Vincent Fouda: Au Cameroun déviance sexuelle et soumission sexuelle vont de pair
[ Ottawa - Canada ] ( 6/06/2006) M. Mba Talla
Dans le cadre de ses grandes entrevues, Icicemac.com est allé à la rencontre de Vincent Sosthène Fouda. Journaliste, politologue, philosophe et sociologue tel un compositeur qui requiert chaque instrument pour composer sa partition, le Dr. Fouda conjugue les disciplines.Dans cette oeuvre multiforme, on garde le cap sur l’Afrique notamment quand il parle de « la notion de réussite et d’échec dans la filiation adoptive, analyse juridico-sociologique » (L’Harmattan 2001). Deux autres ouvrages toujours chez le même éditeur rendent compte de la « construction de l’État-Nation en Afrique noire » et analysent le rôle de l'Etat comme « garant de la raison ». Le sociologue veut se servir du travail scientifique pour éveiller les consciences. Nous avons rencontré ce combattant pour parler avec lui de l’Afrique et du Cameroun en particulier.
M. Mba Talla : Ces dernières semaines, le pays tout entier a été secoué par une liste d’homosexuels présumés, parue dans des journaux camerounais. Que vous inspire la vraie –fausse affaires des Homos ?
Vincent Sosthène FOUDA : Je répondrai en deux temps à votre question, car elle me semble assez complexe selon qu’on est au Cameroun et camerounais, selon que l’on est à l’extérieur et appartient à la communauté des lecteurs internationaux au prix de la libre circulation de l’information.

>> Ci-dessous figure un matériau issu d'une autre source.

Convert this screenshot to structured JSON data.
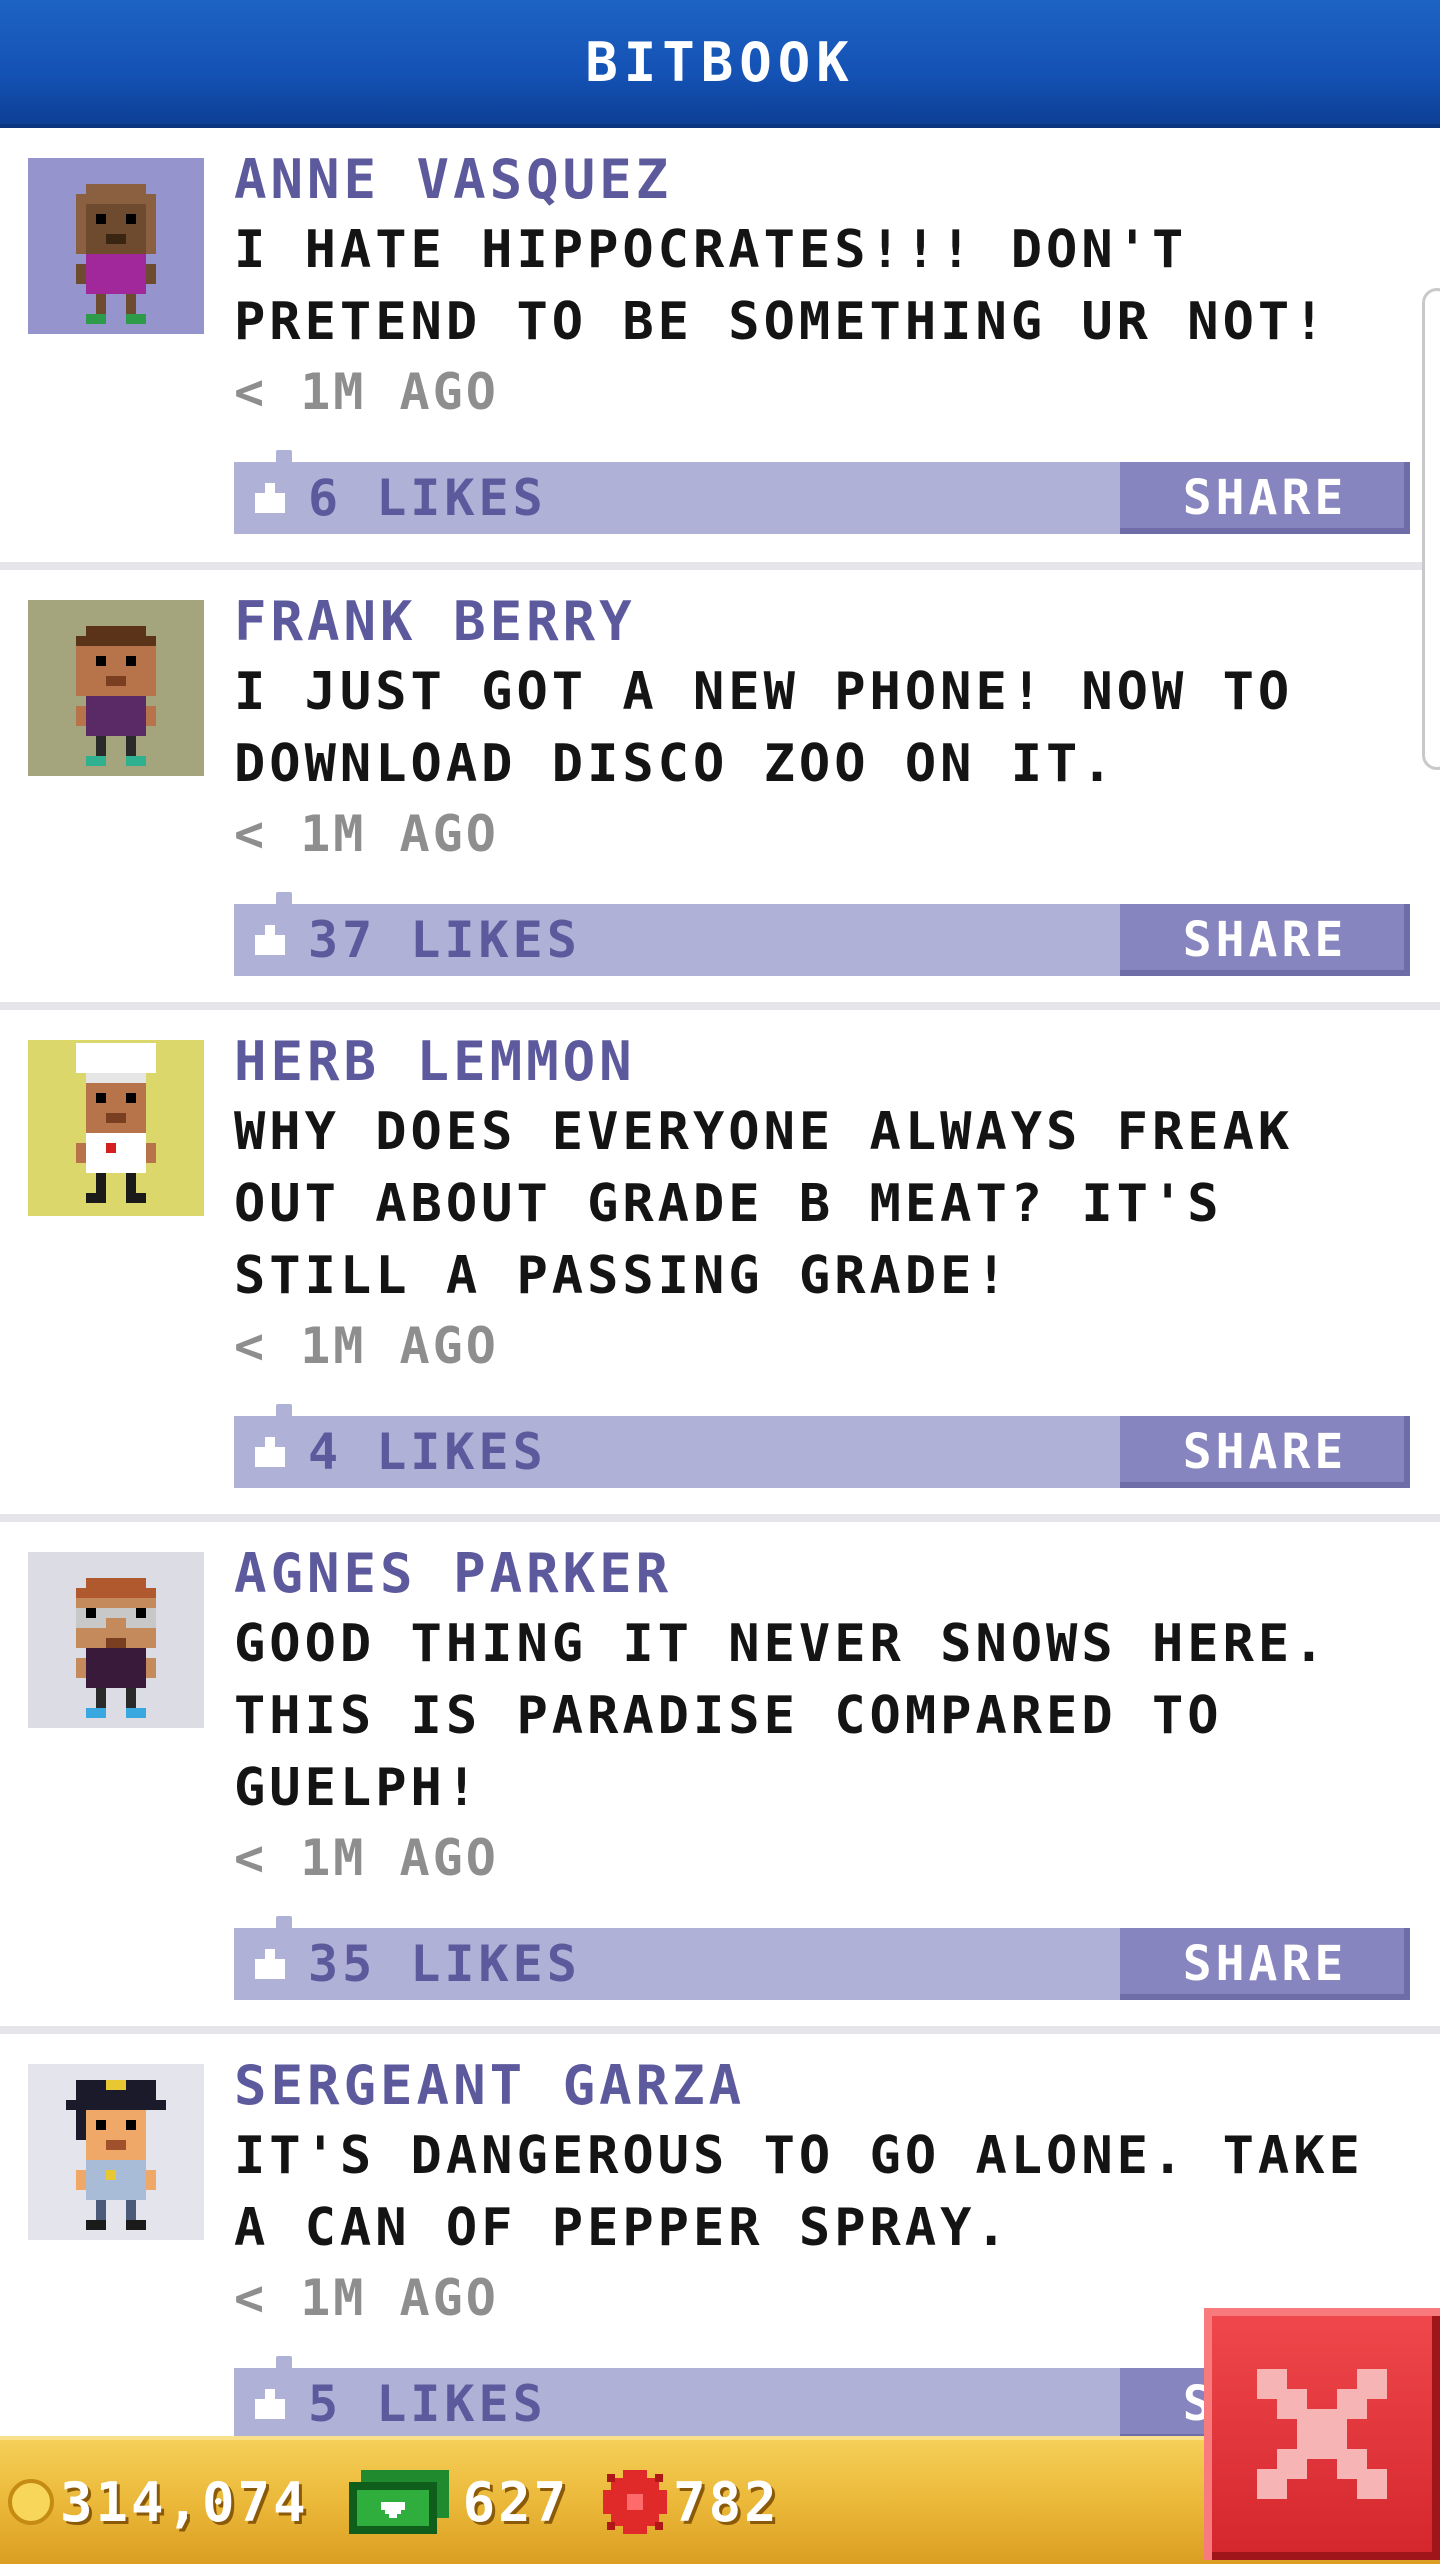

Il y a un air du "Bikutsi bouffe" au Cameroun arrosé au sang des innocents, avec une finalité avouée, l’aliénation le peuple au point de l’interné ! La communauté internationale comme certains organismes bien crédibles mais mal informés sont amenés à soutenir l’insoutenable. Il faut être fou pour penser que les journalistes camerounais qui sont poursuivis aujourd’hui par un certain nombre de hauts cadres de la gestion des affaires au Cameroun, ont pris des noms au hasard parce qu’ils voulaient faire chanter telle ou telle personnalité de la vie politique, économique et religieuse du Cameroun. Il y a cependant eu une pauvreté de vocabulaire et un manque de définition ethnologique et anthropologique des termes et sans doute un manque d’analyse sociologique de la situation. J’ai personnellement participé au débat mais avec le recul je me suis rendu compte que le mot « homosexuel » n’était pas approprié, je l’ai souligné mais certainement pas suffisamment. Une certaine presse occidentale notamment à coup de publireportage a jeté l’opprobre sur les journalistes ou ceux qui se veulent comme tel mais un publireportage comprenons nous bien c’est l’argent du contribuable camerounais qui est donné à un magazine pour affirmer que tel ou tel n’a rien à voir avec les fameuses listes. Vous pensez que c’est sérieux ?
Il n’existe pas au Cameroun un problème d’homosexualité, le fait d’ailleurs que la justice refuse de dépénaliser l’homosexualité découle d’une certaine volonté politique non pas de protéger la société contre je ne sais quoi mais plutôt de mystifier et de « mythifier »la pratique de soumission sexuelle tout comme on le fait avec la politique, tout pouvoir est divin, mythique et mystique, il n’y a pas de frontière entre les deux.
Selon vous pourquoi la justice camerounaise a refusé il y a quelques semaines d’ouvrir le débat sans doute nécessaire de ce que vous appelez la soumission sexuelle ?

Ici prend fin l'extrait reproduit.